Fantastic Multi-Task Gradient Updates and How to Find Them In a Cone
This addresses the challenge of gradient conflicts in multi-task learning for AI practitioners, representing an incremental improvement over existing dynamic gradient methods.
The paper tackles the problem of balancing competing objectives in multi-task learning due to conflicting gradients by proposing ConicGrad, a method that dynamically regulates gradient update directions within a cone, achieving state-of-the-art performance on standard benchmarks.

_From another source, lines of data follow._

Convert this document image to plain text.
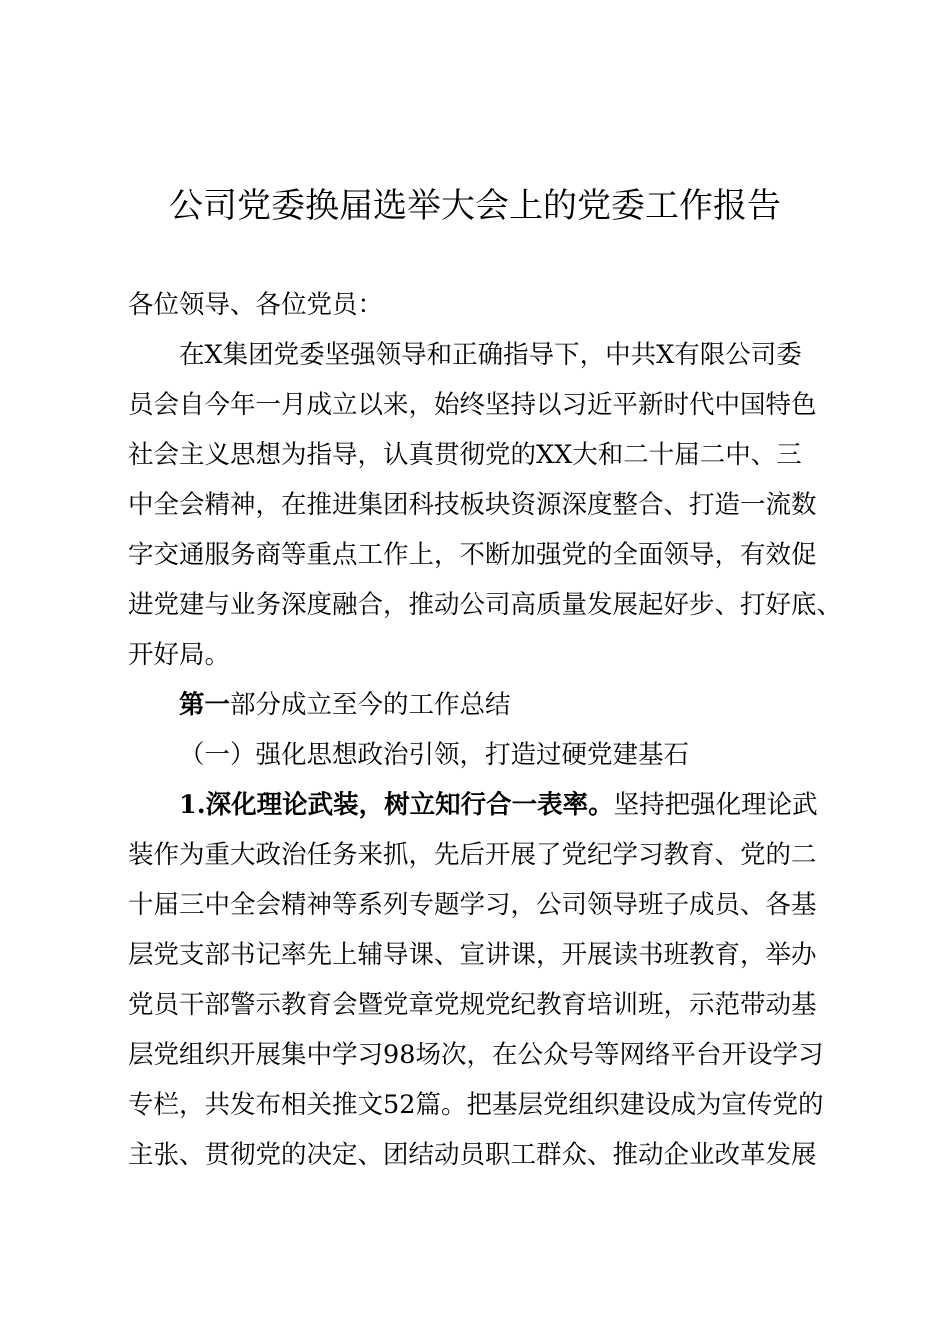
公司党委换届选举大会上的党委工作报告

各位领导、各位党员：

在X集团党委坚强领导和正确指导下，中共X有限公司委
员会自今年一月成立以来，始终坚持以习近平新时代中国特色
社会主义思想为指导，认真贯彻党的XX大和二十届二中、三
中全会精神，在推进集团科技板块资源深度整合、打造一流数
字交通服务商等重点工作上，不断加强党的全面领导，有效促
进党建与业务深度融合，推动公司高质量发展起好步、打好底、
开好局。

第一部分成立至今的工作总结

（一）强化思想政治引领，打造过硬党建基石

1.深化理论武装，树立知行合一表率。坚持把强化理论武
装作为重大政治任务来抓，先后开展了党纪学习教育、党的二
十届三中全会精神等系列专题学习，公司领导班子成员、各基
层党支部书记率先上辅导课、宣讲课，开展读书班教育，举办
党员干部警示教育会暨党章党规党纪教育培训班，示范带动基
层党组织开展集中学习98场次，在公众号等网络平台开设学习
专栏，共发布相关推文52篇。把基层党组织建设成为宣传党的
主张、贯彻党的决定、团结动员职工群众、推动企业改革发展
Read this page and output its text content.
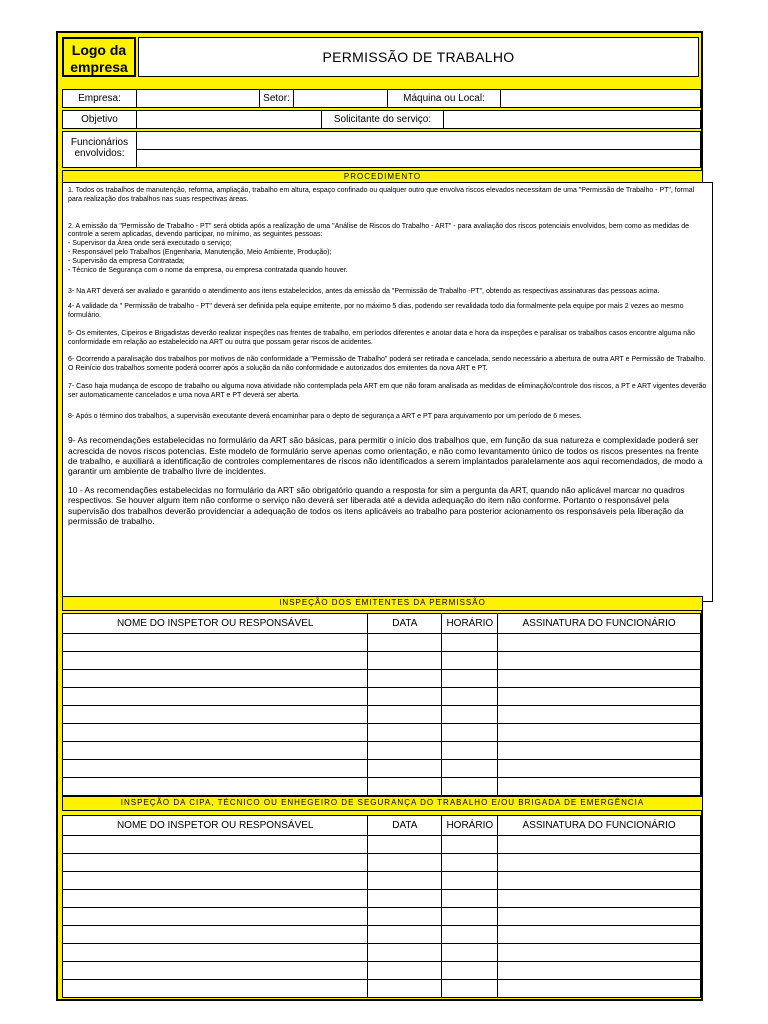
Logo da
empresa
PERMISSÃO DE TRABALHO
Empresa:	Setor:	Máquina ou Local:
Objetivo	Solicitante do serviço:
Funcionários
envolvidos:
PROCEDIMENTO

1. Todos os trabalhos de manutenção, reforma, ampliação, trabalho em altura, espaço confinado ou qualquer outro que envolva riscos elevados necessitam de uma "Permissão de Trabalho - PT", formal para realização dos trabalhos nas suas respectivas áreas.

2. A emissão da "Permissão de Trabalho - PT" será obtida após a realização de uma "Análise de Riscos do Trabalho - ART" - para avaliação dos riscos potenciais envolvidos, bem como as medidas de controle a serem aplicadas, devendo participar, no mínimo, as seguintes pessoas:
- Supervisor da Área onde será executado o serviço;
- Responsável pelo Trabalhos (Engenharia, Manutenção, Meio Ambiente, Produção);
- Supervisão da empresa Contratada;
- Técnico de Segurança com o nome da empresa, ou empresa contratada quando houver.

3- Na ART deverá ser avaliado e garantido o atendimento aos itens estabelecidos, antes da emissão da "Permissão de Trabalho -PT", obtendo as respectivas assinaturas das pessoas acima.

4- A validade da " Permissão de trabalho - PT" deverá ser definida pela equipe emitente, por no máximo 5 dias, podendo ser revalidada todo dia formalmente pela equipe por mais 2 vezes ao mesmo formulário.

5- Os emitentes, Cipeiros e Brigadistas deverão realizar inspeções nas frentes de trabalho, em períodos diferentes e anotar data e hora da inspeções e paralisar os trabalhos casos encontre alguma não conformidade em relação ao estabelecido na ART ou outra que possam gerar riscos de acidentes.

6- Ocorrendo a paralisação dos trabalhos por motivos de não conformidade a "Permissão de Trabalho" poderá ser retirada e cancelada, sendo necessário a abertura de outra ART e Permissão de Trabalho. O Reinício dos trabalhos somente poderá ocorrer após a solução da não conformidade e autorizados dos emitentes da nova ART e PT.

7- Caso haja mudança de escopo de trabalho ou alguma nova atividade não contemplada pela ART em que não foram analisada as medidas de eliminação/controle dos riscos, a PT e ART vigentes deverão ser automaticamente cancelados e uma nova ART e PT deverá ser aberta.

8- Após o término dos trabalhos, a supervisão executante deverá encaminhar para o depto de segurança a ART e PT para arquivamento por um período de 6 meses.

9- As recomendações estabelecidas no formulário da ART são básicas, para permitir o início dos trabalhos que, em função da sua natureza e complexidade poderá ser acrescida de novos riscos potencias. Este modelo de formulário serve apenas como orientação, e não como levantamento único de todos os riscos presentes na frente de trabalho, e auxiliará a identificação de controles complementares de riscos não identificados a serem implantados paralelamente aos aqui recomendados, de modo a garantir um ambiente de trabalho livre de incidentes.

10 - As recomendações estabelecidas no formulário da ART são obrigatório quando a resposta for sim a pergunta da ART, quando não aplicável marcar no quadros respectivos. Se houver algum item não conforme o serviço não deverá ser liberada até a devida adequação do item não conforme. Portanto o responsável pela supervisão dos trabalhos deverão providenciar a adequação de todos os itens aplicáveis ao trabalho para posterior acionamento os responsáveis pela liberação da permissão de trabalho.

INSPEÇÃO DOS EMITENTES DA PERMISSÃO
NOME DO INSPETOR OU RESPONSÁVEL	DATA	HORÁRIO	ASSINATURA DO FUNCIONÁRIO

INSPEÇÃO DA CIPA, TÉCNICO OU ENHEGEIRO DE SEGURANÇA DO TRABALHO E/OU BRIGADA DE EMERGÊNCIA
NOME DO INSPETOR OU RESPONSÁVEL	DATA	HORÁRIO	ASSINATURA DO FUNCIONÁRIO
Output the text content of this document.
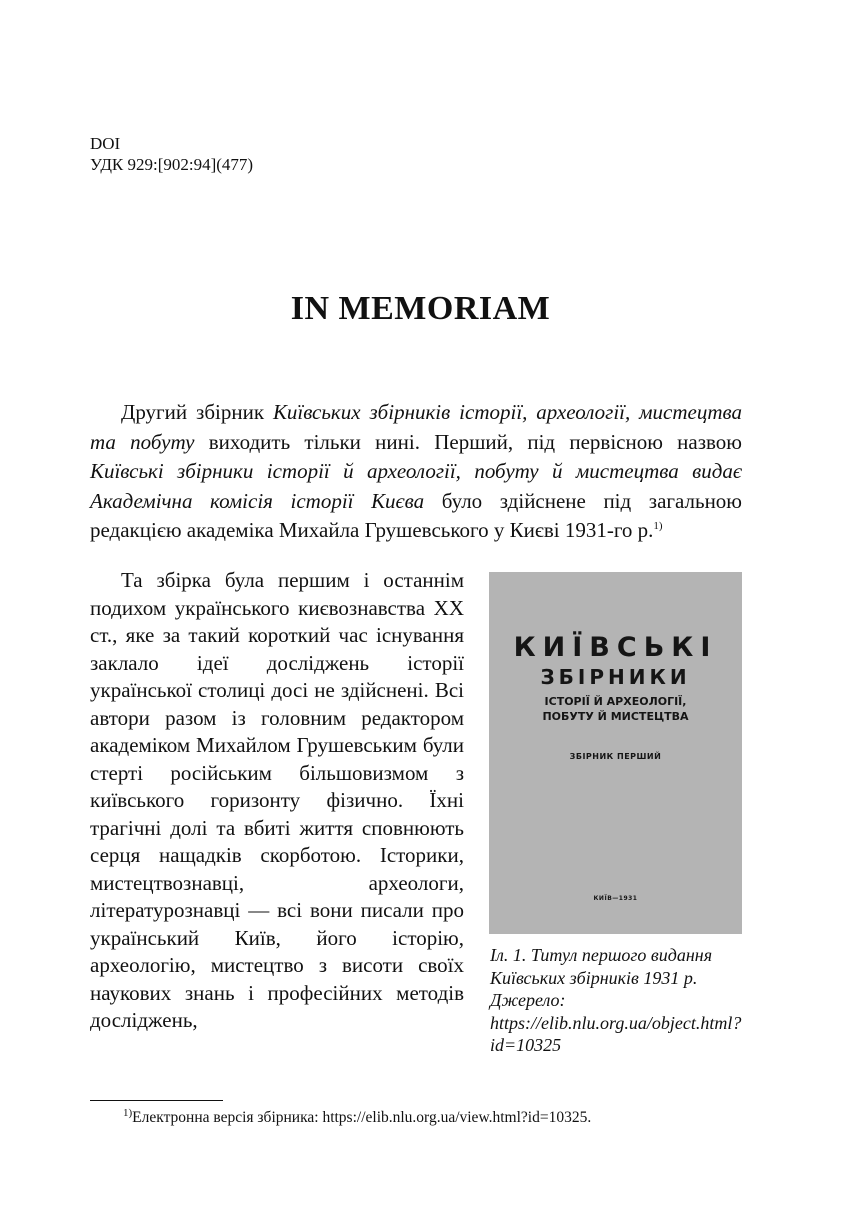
DOI
УДК 929:[902:94](477)
IN MEMORIAM

Другий збірник Київських збірників історії, археології, мистецтва та побуту виходить тільки нині. Перший, під первісною назвою Київські збірники історії й археології, побуту й мистецтва видає Академічна комісія історії Києва було здійснене під загальною редакцією академіка Михайла Грушевського у Києві 1931-го р.$^{1)}$

Та збірка була першим і останнім подихом українського києвознавства XX ст., яке за такий короткий час існування заклало ідеї досліджень історії української столиці досі не здійснені. Всі автори разом із головним редактором академіком Михайлом Грушевським були стерті російським більшовизмом з київського горизонту фізично. Їхні трагічні долі та вбиті життя сповнюють серця нащадків скорботою. Історики, мистецтвознавці, археологи, літературознавці — всі вони писали про український Київ, його історію, археологію, мистецтво з висоти своїх наукових знань і професійних методів досліджень,

КИЇВСЬКІ
ЗБІРНИКИ
ІСТОРІЇ Й АРХЕОЛОГІЇ,
ПОБУТУ Й МИСТЕЦТВА
ЗБІРНИК ПЕРШИЙ
КИЇВ—1931
Іл. 1. Титул першого видання Київських збірників 1931 р. Джерело: https://elib.nlu.org.ua/object.html?id=10325
$^{1)}$Електронна версія збірника: https://elib.nlu.org.ua/view.html?id=10325.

Balancing competing objectives remains a fundamental challenge in multi-task learning (MTL), primarily due to conflicting gradients across individual tasks. A common solution relies on computing a dynamic gradient update vector that balances competing tasks as optimization progresses. Building on this idea, we propose ConicGrad, a principled, scalable, and robust MTL approach formulated as a constrained optimization problem. Our method introduces an angular constraint to dynamically regulate gradient update directions, confining them within a cone centered on the reference gradient of the overall objective. By balancing task-specific gradients without over-constraining their direction or magnitude, ConicGrad effectively resolves inter-task gradient conflicts. Moreover, our framework ensures computational efficiency and scalability to high-dimensional parameter spaces. We conduct extensive experiments on standard supervised learning and reinforcement learning MTL benchmarks, and demonstrate that ConicGrad achieves state-of-the-art performance across diverse tasks.